Once upon a time when I was a small child I got a haircut. It went from from rather long (and stringy, according to my mother) to pretty short. The second the lady was finished, I stood up from the chair, looked in the mirror, and said, "OK, I want it long now."
That's how I feel about winter right now. The ice is frickin' treacherous, as I rediscovered the hard way yesterday. To compound it , it's a three day weekend, so most of the university is closed, including the coffee places (which shouldn't bother me so much, but it does). The buses don't run as regularly, everyone leaves town, the people that stay in town all live down hills so I'd have trouble getting there normally, and I'm still a little nervous to test this leg, so I can't really go anywhere or see them.
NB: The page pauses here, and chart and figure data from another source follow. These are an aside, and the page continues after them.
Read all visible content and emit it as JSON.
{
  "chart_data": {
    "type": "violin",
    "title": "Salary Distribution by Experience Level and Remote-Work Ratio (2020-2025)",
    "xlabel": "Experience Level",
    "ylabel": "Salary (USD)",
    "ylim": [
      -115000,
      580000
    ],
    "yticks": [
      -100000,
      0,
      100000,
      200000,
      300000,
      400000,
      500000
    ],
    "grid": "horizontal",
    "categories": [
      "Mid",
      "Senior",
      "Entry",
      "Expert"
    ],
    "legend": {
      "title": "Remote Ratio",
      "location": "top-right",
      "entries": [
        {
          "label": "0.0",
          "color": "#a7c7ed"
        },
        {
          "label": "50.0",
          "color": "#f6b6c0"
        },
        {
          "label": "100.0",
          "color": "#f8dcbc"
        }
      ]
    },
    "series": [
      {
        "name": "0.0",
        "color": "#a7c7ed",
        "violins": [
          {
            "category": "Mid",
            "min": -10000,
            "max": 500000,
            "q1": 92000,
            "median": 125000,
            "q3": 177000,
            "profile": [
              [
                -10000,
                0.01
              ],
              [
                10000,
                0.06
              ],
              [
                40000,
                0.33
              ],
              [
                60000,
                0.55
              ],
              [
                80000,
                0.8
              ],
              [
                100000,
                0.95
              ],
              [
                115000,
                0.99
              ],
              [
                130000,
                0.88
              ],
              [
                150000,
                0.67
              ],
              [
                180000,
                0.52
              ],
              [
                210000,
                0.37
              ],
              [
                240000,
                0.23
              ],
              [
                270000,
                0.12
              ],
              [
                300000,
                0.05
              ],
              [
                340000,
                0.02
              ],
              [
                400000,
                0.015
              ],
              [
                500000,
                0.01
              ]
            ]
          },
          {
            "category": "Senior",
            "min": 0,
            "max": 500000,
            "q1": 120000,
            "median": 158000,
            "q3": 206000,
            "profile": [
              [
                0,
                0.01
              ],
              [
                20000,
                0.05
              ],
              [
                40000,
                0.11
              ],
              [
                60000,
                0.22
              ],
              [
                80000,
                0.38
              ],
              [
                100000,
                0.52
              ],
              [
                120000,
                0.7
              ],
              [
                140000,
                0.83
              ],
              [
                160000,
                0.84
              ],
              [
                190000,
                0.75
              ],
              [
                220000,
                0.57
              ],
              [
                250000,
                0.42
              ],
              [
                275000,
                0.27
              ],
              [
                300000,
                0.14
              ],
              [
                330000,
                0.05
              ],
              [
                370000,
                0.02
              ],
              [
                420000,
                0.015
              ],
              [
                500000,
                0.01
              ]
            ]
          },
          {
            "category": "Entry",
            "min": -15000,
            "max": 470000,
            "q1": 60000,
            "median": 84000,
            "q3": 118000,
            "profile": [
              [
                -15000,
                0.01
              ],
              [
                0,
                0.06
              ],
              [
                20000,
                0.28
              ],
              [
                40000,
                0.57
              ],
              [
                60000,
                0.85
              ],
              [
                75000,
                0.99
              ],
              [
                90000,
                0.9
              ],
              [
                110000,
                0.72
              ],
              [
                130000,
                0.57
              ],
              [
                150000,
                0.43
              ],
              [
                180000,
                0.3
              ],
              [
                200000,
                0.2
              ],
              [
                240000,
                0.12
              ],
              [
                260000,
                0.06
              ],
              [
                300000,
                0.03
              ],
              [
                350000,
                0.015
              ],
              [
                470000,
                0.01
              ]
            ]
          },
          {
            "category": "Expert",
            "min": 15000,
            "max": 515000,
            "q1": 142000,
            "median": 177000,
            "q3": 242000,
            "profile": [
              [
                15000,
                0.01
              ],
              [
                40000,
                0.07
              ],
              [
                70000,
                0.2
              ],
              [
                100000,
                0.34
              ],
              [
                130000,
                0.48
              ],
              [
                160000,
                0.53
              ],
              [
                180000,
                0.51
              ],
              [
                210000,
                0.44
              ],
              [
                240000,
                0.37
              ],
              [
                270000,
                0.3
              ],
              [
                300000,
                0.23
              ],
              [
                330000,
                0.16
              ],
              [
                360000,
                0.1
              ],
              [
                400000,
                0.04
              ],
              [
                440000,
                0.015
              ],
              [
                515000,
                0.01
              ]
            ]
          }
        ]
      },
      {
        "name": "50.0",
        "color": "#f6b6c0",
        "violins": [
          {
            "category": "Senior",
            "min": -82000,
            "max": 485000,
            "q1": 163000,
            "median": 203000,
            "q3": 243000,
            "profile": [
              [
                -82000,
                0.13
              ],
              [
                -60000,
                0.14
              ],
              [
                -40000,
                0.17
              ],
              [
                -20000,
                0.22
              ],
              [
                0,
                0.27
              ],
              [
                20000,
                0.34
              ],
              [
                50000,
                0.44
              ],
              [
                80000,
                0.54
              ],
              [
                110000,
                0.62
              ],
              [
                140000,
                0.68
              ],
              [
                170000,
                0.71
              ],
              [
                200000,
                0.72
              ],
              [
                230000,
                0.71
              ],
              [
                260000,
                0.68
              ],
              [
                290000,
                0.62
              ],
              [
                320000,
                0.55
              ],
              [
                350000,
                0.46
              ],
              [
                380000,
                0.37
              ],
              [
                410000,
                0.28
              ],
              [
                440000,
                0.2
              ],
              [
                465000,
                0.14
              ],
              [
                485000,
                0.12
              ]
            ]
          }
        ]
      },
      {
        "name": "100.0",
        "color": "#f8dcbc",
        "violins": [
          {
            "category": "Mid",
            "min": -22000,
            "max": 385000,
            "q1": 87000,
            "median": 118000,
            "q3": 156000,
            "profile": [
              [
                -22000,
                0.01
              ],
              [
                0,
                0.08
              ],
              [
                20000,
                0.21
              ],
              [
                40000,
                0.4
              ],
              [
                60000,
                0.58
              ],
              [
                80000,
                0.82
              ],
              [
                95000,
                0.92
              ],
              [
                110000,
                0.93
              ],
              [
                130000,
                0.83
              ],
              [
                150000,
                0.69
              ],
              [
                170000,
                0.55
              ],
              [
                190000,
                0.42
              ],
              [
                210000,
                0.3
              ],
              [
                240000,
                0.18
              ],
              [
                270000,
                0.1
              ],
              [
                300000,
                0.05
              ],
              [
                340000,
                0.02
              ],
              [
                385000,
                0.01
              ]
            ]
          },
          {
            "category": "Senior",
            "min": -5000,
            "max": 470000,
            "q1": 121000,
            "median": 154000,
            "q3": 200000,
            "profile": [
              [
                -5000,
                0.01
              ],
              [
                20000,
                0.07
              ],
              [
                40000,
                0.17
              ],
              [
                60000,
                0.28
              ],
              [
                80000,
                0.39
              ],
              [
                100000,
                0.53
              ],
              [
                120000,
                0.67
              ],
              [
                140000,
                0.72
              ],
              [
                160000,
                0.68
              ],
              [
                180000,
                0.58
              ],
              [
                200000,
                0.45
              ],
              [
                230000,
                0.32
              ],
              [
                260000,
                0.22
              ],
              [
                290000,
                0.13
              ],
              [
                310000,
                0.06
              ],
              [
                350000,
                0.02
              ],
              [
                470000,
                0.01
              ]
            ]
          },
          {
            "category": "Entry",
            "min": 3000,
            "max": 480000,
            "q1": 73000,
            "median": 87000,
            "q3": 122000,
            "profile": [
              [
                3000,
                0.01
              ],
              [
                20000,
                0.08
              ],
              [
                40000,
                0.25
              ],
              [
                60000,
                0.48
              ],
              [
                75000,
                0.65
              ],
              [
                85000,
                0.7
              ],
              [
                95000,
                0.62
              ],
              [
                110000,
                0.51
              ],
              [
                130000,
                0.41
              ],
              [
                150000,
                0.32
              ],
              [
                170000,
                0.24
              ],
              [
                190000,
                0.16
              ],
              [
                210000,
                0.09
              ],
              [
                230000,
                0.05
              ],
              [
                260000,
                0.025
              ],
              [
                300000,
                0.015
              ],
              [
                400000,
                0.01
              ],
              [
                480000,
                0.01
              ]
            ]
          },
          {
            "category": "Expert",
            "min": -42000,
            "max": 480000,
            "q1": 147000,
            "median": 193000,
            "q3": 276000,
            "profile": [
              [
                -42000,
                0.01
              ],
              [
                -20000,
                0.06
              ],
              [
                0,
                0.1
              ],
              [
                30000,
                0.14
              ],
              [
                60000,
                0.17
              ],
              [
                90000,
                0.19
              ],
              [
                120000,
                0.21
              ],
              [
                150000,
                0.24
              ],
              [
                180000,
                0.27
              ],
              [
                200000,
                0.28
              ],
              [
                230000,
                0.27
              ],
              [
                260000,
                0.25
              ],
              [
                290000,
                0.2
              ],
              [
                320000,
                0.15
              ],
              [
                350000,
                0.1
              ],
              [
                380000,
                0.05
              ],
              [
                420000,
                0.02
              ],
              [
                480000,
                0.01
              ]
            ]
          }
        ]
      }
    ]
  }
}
And my roommate is annoying the hell out of me, but I shouldn't discuss that here. But I'm spending as little time on my room as possible these days, since she never leaves. As such, I'm sitting in the library and complaining (like I said I'd never do) in my blog.
Anyway, I'd like it to be spring again. Last spring was pretty rough, so all the sunshine and warm days were kind of joyless, and now that I'm back to normal, winter is getting me down. I wish my friends were either still in town or closer by so that I could go talk to them. But even around them I don't want to talk about it because people have bigger problems and don't need to here about my menial "problems."
Sorry to whine. I'm just frustrated today. I want some coffee and someone to talk to.